The bulk of Vermont's remaining CARES Act funding should be used to help heal the state's ailing economy, Gov. Phil Scott said Friday. To accomplish that, he wants to send every Vermont household on a shopping spree.
Scott plans to press lawmakers to spend another $133 million in federal coronavirus relief dollars to support Vermont employers in direct and indirect ways, including by offering $150 gift cards for residents to use at local businesses.
"We need to focus like a laser on helping these businesses, and the jobs they provide, survive," Scott said at a press conference.
The Agency of Commerce and Community Development has already doled out more than $100 million in economic recovery grants to private businesses. Scott wants to add $23 million to the pot. He also wants to expand the program to include businesses such as sole proprietors and those with less severe revenue drops — a move some lawmakers have signaled they're open to.

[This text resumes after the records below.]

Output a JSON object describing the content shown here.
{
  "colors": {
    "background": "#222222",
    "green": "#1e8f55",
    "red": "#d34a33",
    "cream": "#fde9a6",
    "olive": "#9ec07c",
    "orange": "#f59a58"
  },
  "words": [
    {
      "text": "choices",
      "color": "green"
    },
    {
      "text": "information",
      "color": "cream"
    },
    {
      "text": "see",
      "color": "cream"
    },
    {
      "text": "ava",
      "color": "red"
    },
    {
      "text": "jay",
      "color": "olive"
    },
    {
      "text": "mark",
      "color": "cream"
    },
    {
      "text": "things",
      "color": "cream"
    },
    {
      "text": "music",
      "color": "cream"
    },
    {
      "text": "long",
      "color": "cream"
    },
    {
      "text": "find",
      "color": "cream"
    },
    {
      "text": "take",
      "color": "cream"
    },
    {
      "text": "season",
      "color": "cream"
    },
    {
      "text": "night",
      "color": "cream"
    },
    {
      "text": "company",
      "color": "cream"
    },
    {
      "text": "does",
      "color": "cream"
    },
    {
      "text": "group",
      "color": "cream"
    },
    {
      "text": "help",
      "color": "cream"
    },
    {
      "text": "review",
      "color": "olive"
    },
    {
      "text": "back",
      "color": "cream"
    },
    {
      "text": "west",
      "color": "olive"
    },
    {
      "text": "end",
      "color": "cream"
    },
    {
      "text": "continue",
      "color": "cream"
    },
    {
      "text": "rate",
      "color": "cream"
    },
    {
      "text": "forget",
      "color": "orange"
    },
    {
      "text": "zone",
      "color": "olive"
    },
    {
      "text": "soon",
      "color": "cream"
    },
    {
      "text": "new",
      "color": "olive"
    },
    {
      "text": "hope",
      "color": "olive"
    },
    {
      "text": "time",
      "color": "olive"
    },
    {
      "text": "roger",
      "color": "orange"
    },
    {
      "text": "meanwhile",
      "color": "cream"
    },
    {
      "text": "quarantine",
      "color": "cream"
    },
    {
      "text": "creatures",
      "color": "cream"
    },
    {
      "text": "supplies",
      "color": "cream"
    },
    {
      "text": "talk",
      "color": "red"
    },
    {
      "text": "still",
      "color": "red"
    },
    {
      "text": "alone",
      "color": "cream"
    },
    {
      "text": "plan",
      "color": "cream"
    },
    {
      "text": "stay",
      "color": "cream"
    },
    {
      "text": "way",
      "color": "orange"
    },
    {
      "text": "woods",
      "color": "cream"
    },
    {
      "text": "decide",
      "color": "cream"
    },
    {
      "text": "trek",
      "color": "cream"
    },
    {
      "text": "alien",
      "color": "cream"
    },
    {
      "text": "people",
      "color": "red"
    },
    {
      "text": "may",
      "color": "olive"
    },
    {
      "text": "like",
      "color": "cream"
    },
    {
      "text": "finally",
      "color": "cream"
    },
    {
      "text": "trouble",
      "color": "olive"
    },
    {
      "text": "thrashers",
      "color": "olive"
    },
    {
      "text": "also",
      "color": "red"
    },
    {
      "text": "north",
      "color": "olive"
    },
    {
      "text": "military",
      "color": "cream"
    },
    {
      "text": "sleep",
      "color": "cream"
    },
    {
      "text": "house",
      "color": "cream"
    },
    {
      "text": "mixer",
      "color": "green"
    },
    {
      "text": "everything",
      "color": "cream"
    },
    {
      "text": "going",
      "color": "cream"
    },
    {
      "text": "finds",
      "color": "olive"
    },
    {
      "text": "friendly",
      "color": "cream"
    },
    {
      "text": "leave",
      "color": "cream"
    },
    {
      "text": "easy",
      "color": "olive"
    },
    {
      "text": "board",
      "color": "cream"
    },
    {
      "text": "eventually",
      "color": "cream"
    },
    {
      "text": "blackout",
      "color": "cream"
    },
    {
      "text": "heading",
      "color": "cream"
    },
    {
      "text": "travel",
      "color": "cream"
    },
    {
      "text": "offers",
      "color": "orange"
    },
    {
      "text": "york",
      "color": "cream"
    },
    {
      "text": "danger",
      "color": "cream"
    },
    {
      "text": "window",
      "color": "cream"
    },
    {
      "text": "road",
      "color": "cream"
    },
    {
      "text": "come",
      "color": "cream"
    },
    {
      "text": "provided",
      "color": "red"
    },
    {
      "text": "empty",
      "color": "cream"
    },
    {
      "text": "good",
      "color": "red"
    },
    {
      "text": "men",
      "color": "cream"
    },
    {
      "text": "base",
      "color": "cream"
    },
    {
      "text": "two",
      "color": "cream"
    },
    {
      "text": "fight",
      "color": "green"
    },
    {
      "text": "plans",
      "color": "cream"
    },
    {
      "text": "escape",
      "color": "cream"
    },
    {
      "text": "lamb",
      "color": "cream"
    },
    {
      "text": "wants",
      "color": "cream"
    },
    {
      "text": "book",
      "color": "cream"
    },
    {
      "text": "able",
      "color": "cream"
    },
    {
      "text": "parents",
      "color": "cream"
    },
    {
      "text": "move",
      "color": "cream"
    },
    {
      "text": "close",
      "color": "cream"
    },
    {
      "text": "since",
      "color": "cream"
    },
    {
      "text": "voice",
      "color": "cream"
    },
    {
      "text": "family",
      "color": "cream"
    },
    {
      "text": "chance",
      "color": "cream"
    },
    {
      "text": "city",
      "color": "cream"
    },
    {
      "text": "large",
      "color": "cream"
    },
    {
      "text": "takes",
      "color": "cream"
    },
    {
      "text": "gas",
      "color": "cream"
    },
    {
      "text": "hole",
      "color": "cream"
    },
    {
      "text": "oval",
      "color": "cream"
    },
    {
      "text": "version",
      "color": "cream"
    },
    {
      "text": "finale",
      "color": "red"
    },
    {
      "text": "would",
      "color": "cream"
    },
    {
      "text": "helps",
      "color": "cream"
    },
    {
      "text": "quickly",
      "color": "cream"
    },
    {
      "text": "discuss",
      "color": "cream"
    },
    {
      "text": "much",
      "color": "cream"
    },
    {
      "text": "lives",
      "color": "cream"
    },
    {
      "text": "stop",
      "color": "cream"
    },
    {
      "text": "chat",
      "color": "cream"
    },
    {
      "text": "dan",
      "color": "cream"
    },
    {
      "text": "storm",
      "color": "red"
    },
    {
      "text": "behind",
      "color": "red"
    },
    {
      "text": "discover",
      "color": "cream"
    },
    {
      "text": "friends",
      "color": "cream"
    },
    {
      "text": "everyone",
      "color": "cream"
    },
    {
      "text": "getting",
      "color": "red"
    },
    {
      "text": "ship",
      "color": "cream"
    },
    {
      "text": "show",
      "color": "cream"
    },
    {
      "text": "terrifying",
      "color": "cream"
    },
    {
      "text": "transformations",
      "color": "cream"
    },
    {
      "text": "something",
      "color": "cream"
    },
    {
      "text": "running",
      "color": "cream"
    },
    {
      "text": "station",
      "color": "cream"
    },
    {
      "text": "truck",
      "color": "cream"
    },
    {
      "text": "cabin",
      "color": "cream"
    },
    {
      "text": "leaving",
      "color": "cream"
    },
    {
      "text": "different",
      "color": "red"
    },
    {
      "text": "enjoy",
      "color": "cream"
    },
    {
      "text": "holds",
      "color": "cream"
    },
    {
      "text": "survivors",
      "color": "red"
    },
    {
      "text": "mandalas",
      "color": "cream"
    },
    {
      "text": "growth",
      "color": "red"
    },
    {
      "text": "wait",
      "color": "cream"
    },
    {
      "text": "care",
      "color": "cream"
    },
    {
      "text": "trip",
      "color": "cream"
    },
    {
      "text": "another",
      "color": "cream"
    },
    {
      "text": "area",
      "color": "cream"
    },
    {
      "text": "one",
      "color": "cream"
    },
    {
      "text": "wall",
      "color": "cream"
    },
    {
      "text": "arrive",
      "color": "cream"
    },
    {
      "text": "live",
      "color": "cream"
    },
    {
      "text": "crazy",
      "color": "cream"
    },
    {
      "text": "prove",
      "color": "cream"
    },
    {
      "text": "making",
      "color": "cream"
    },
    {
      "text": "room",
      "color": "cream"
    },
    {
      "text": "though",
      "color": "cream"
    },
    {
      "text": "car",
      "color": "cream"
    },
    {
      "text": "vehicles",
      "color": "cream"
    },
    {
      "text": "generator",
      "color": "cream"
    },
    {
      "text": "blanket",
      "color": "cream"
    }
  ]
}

The governor wants to allocate another $50 million for direct payments to tourism and hospitality-related businesses, which have struggled with a paucity of tourist visits. To that end, Scott proposed spending another $10 million from the fund on an advertising campaign around fall foliage.
He's also seeking to divvy up $50 million in the form of gift cards to every household as part of a "buy local" initiative. Residents would get $150 to use at Vermont businesses, with federal funds paid directly to the business.
Under current federal rules, lawmakers must use the state's CARES Act money by December 31 and in accordance with certain spending requirements. Legislators reserved about $200 million in funds in part because they expected Congress would grant future spending flexibility. That has not happened.
Senate President Pro Tempore Tim Ashe (D/P-Chittenden) said the governor's new proposals will need to be weighed against other priorities, such as covering the extra costs incurred by school districts in order to reopen next month. Reached Friday afternoon, he said "there's a lot of merit" to expanding the business grant program but that Scott's other ideas warrant more scrutiny.
"In some ways, we've got to take care of the ABCs before we start up with new inventive ideas," he said.